4. Multistep Extending Solutions and Experiments

The mutistep extending solution aims to reduce the extending of less important (small probability) states and enhance the extending of more important (large probability) states; for the latter states, we can, for example, extend two or more steps per extending, and for the former states, we can, for example, extend one step per extending, as we know that transient probabilities will be computed once again before the states were added to the border states, so, if we extend two or more steps, transient analysis at the intermediate states will be omitted; thus, time on the model construction will be reduced; then we can make the model much faster to converge to the absorbing state.

The experiment results are as shown in Table 4. From Table 4, we can see that current solution D performs better on this case.

5. Conclusion

The multistep extending advanced truncation method can improve the efficiency of model construction of Infinite-State CTMCs; this is because the transient probabilities of states which have been jumped have not been computed, so to some extent this method is effective; however, which solution performs better needs to be experimented; there is no general solution that fits well for all cases.

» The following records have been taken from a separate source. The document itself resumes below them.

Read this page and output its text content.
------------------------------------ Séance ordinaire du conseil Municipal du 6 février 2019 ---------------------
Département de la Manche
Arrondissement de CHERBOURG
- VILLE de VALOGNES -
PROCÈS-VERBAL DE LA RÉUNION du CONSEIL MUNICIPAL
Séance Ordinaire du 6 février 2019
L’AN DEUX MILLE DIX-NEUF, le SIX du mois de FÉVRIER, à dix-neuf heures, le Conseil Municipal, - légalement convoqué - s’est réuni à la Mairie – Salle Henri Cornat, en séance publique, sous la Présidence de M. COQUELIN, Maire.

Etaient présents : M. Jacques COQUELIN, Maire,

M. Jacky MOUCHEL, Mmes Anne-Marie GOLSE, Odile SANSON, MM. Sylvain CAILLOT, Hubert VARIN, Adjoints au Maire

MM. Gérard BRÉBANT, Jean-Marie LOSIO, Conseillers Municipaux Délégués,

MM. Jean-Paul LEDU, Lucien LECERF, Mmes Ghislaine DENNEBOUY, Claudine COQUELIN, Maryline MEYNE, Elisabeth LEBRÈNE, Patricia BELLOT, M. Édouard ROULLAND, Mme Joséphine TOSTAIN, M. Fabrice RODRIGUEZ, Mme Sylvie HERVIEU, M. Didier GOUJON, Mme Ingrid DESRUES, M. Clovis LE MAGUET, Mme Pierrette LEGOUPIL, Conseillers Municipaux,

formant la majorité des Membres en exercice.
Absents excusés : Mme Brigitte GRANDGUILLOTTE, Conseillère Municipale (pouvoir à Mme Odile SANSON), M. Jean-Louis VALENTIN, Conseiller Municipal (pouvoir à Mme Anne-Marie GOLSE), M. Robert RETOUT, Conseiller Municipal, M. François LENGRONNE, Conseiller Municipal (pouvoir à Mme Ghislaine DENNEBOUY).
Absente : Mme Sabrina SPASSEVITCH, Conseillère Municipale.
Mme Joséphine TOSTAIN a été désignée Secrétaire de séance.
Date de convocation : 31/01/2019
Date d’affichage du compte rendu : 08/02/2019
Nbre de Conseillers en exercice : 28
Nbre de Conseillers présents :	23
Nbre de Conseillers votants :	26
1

The efficiency is determined by the iterations when computing the transient probability. Less iteration is more efficient. However, this approach is essentially a linear approach to improve the efficiency; when the outsider state gets explosion, this approach will be less effective; just as in our case study, this approach can be used effectively to improve the model checking efficiency at a relatively small time bound t. For future work, we need to consider other techniques to tackle the state explosion problem on model checking of CTMCs. And other works like [12–15] can also be considered.

Conflict of Interests

The authors declare that there is no conflict of interests regarding the publication of this paper.